Sundering with a weapon is different than just attacking the weapon (which you can do). By sundering, your PC is converting the momentum from the successful attack and directing it to harm the weapon or other item of an opponent. You don't have to deal damage (pertinent if you face a cortosis-laden enemy), but the attack must be close enough to strike the item.

My friends say you need to hit to sunder, but what's the point of sundering if you smack 'em with a 9 base damage lightsaber and then oh look he's dead now I'll sunder his weapon.

You are right that sundering is not particularly useful against minions, and even many rivals in this system. If you manage to hit the minions with a lightsaber, they usually die (excepting the unlikely cortosis armor), while rivals can tank a few hits but not enough to justify using sunder. Additionally, if you are trying to defeat an enemy non-lethally, you would generally attack the item rather than sundering, as the attack certainly is lethal. The real use of sunder, however, lies in nemesis-level engagements.
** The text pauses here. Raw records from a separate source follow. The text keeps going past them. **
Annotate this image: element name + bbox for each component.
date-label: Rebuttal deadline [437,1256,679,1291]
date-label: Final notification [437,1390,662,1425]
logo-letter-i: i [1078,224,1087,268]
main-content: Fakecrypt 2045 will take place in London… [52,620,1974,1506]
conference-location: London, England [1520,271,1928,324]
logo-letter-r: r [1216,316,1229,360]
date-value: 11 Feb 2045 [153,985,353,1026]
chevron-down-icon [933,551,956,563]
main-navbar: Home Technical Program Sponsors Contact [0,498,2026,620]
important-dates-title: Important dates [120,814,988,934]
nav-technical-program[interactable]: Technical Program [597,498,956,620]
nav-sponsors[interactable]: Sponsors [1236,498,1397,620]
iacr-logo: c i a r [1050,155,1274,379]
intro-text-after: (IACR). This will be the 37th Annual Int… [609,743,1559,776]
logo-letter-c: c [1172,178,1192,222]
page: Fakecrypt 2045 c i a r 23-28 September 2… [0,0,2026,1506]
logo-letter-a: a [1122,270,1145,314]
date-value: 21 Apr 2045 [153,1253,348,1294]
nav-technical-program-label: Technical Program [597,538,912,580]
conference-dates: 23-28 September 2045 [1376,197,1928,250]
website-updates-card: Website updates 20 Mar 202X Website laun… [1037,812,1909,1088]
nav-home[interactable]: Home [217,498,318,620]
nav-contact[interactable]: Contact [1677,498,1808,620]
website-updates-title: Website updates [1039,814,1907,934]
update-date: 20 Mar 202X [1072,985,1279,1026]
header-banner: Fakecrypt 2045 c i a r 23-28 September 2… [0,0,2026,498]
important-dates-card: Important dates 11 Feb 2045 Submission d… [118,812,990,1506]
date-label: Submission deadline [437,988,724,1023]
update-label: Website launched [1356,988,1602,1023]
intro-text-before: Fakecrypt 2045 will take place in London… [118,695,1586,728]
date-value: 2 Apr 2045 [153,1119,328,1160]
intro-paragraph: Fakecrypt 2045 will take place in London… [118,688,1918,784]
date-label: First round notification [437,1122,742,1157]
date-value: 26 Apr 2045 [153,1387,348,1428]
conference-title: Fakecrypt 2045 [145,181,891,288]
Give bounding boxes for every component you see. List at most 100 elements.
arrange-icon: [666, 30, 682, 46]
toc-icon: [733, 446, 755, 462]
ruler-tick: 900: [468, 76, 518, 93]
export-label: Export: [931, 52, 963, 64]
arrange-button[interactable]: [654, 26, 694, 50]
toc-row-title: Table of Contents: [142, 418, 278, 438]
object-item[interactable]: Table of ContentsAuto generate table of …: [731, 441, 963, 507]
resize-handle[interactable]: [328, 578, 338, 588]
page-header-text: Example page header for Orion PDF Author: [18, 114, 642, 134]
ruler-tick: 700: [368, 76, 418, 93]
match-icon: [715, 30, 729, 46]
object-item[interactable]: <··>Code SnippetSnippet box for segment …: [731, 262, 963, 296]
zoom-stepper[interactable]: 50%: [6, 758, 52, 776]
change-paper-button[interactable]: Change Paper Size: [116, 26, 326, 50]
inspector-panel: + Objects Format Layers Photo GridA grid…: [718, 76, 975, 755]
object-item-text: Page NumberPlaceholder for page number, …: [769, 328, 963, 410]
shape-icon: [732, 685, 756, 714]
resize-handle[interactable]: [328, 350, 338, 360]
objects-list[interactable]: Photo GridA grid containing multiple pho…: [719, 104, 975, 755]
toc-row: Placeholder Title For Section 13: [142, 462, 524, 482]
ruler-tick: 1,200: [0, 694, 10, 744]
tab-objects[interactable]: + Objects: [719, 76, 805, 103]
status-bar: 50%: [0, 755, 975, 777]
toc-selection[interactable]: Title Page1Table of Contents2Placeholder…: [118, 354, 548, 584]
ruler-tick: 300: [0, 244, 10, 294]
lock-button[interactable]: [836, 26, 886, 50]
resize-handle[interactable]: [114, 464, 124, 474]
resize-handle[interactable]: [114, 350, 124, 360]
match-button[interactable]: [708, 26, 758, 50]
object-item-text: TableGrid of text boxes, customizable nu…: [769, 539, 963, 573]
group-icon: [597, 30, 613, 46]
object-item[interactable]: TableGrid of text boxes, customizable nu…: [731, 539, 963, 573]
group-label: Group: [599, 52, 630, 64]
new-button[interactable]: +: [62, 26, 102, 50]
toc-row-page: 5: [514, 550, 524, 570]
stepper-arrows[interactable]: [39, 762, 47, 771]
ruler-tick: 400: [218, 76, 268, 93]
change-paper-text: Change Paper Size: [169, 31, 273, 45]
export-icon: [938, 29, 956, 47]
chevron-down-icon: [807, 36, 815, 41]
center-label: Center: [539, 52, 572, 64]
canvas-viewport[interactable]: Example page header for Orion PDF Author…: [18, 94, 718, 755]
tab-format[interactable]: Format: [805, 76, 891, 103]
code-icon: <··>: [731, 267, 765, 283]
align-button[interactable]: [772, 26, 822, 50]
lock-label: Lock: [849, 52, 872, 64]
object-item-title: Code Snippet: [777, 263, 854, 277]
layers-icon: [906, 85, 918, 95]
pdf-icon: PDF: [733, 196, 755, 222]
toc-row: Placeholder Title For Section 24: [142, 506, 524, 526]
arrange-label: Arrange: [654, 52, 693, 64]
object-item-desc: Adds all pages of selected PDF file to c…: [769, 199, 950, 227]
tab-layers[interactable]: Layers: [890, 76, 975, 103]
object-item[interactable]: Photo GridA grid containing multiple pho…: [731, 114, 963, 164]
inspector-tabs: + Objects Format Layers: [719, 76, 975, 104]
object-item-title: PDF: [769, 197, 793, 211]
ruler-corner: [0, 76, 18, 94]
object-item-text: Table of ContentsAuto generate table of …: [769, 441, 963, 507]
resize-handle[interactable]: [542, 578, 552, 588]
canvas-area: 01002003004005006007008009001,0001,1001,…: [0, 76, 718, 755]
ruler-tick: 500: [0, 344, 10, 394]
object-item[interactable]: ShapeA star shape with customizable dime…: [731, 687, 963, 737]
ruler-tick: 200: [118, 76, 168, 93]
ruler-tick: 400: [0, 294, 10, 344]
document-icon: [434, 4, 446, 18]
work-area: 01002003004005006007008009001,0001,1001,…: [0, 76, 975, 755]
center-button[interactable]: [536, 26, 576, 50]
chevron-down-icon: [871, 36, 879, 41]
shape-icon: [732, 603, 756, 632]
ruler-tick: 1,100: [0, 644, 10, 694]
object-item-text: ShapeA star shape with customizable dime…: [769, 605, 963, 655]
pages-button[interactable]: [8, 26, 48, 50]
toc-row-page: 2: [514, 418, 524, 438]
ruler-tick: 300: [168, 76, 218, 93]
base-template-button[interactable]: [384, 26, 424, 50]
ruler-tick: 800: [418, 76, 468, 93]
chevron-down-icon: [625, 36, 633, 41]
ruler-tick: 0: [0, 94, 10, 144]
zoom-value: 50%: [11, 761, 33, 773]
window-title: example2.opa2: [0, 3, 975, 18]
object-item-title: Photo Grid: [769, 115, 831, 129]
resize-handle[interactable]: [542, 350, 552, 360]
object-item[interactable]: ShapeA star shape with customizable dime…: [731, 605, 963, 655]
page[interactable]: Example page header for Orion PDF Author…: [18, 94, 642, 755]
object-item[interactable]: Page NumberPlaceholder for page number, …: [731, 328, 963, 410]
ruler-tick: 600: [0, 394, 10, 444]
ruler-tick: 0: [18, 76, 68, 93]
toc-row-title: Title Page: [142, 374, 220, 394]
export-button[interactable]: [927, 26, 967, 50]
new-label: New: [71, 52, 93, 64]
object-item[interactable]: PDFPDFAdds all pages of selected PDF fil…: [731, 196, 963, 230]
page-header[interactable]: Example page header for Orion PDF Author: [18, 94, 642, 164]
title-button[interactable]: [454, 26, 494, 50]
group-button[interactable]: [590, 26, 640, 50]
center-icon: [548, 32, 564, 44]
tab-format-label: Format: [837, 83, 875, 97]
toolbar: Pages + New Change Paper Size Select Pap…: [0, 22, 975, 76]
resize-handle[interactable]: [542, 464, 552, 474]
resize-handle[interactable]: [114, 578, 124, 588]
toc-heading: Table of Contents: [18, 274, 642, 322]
At that level, especially in Force and Destiny, enemies may very well have cortosis-woven armor and high soak, meaning even a lightsaber could be dealing low damage.

As an example, I will use a standard Inquisitor from pages 419-21. Even without cortosis, the Parry 4 talent reduces the damage of your lightsaber to base 3, against an enemy with a minimum of 22 wounds. In a case like that, sunder might prove to be very useful. If the enemy uses a lightsaber (which is immune to sunder, p. 175 of the core rulebook), you can still make the argument to your particular Galaxy/Game Master that you would be disarming the opponent instead (which might require several advantage). The usefulness of sunder in that case comes from reducing the Inquisitor's damage potential, as well as removing his access to the Parry talent if your GM agrees.

Finally, remember that lightsabers are not the only weapons with sunder. Vibro-ax wielders may commonly find that their attacks are not capable of inflicting damage upon a well-armored defender, but the sundering property still functions regardless of damage.

In summary, sunder may not be useful for lightsaber wielders in most encounters, but it can be a lifesaver against the most difficult opponents.